O rombo parece ser mesmo grande. O Parlamento japonês aprovou, recentemente, um corte de gastos e remanejamento de US$ 127 bilhões no orçamento de US$ 584 bilhões para o novo ano fiscal, iniciado em abril. Mais da metade da austeridade econômica recai sobre a rubrica de novos incentivos fiscais para produção e consumo.
O desemprego é inevitável. A taxa de 3,6% de desempregados já é recorde na história daquele país, nos últimos 52 anos. Não há números confiáveis e nem oficiais divulgados recentemente, mas informações que chegam do Japão dão conta que cerca de 30 mil brasileiros - dos aproximadamente 220 mil que lá vivem - estão desempregados. Muitos deles, aí incluídas famílias inteiras, estariam sem dinheiro para aluguel, manutenção ou passagem de volta.

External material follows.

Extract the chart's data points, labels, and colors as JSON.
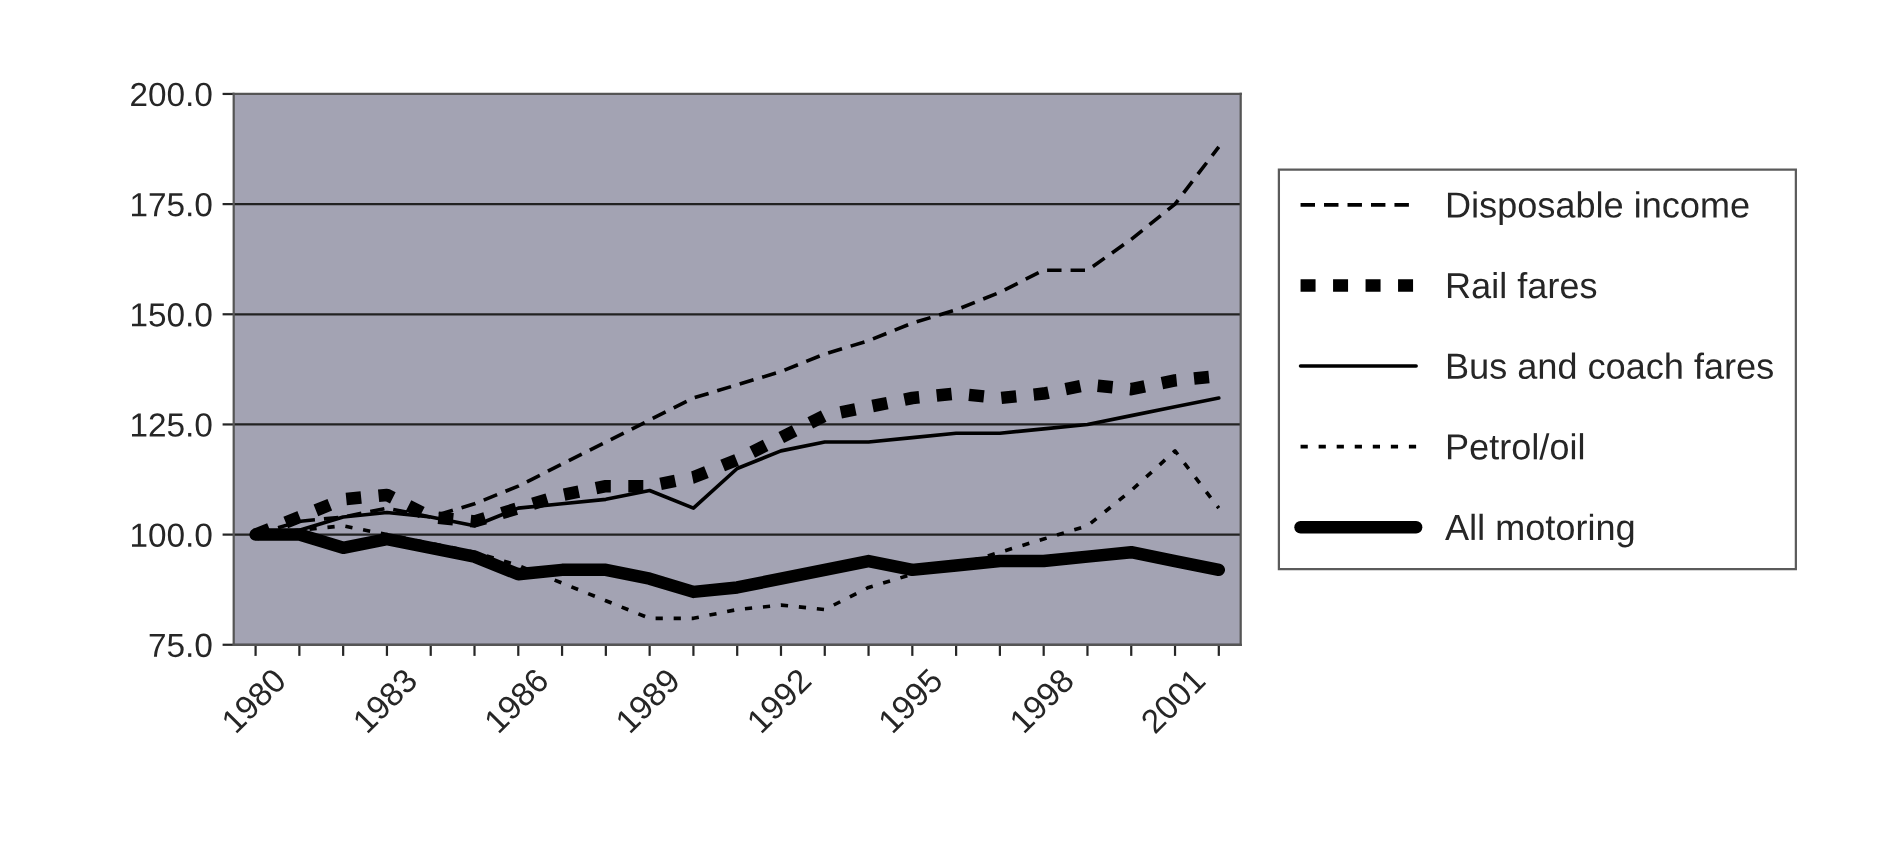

Nestas duas centenas de dekasseguis embarcados para o Japão, nos últimos dez anos, encontram-se perto de 40 mil paranaenses. Eles saíram notadamente de Londrina, Maringá e Assaí. Hoje, não temos nenhum emprego para oferecer para homens; só alguns poucos para mulheres, mas as exigências na hora da seleção são muito grandes. E temos cerca de 30 casais e mais dez solteiros na lista de candidatos a dekassegui. A situação piorou muito desde janeiro. Em abril e maio, não conseguimos mandar nenhum brasileiro empregado para o Japão, conta Delise Aparecida Ribeiro, agente de turismo da Tkashitur há quase 11 anos.
Nos anos anteriores, esta agência mandou mensalmente entre 20 e 30 dekasseguis. Os setores que tradicionalmente mais empregaram brasileiros são os de auto-peças, aparelhos eletroeletrônicos e da alimentação. Agora, a situação se inverteu. Aumentaram em muito as exigências de qualificação para a mão-de-obra brasileira, principalmente no tocante ao domínio da língua japonesa. As poucas vagas em oferta no Japão para dekasseguis são para pintar prédios, construir pontes, cuidar de granjas de porcos e aves. É o subemprego, afirma a agente de turismo.
Junto com o desemprego e a diminuição na oferta de vagas, vieram o aumento das exigências, das restrições, diminuição das horas extras e dos salários pagos (em cerca de 20%). Agora, a preferência é por solteiros - descendentes diretos de japoneses, portanto - com até 45 anos de idade, pelo menos 2º grau completo, e com 60% de domínio da língua japonesa falada e escrita.
Os salários mensais médios recebidos por brasileiros ficam em torno de US$ 3.000,00. Estimativas indicam que os dekasseguis mandam cerca de US$ 3 bilhões anuais para o Brasil. Os custos da mudança de um dekassegui para o Japão varia entre US$ 2.000,00 e US$ 2.500,00. Este valor é depois descontado em seis parcelas direto na folha de pagamento.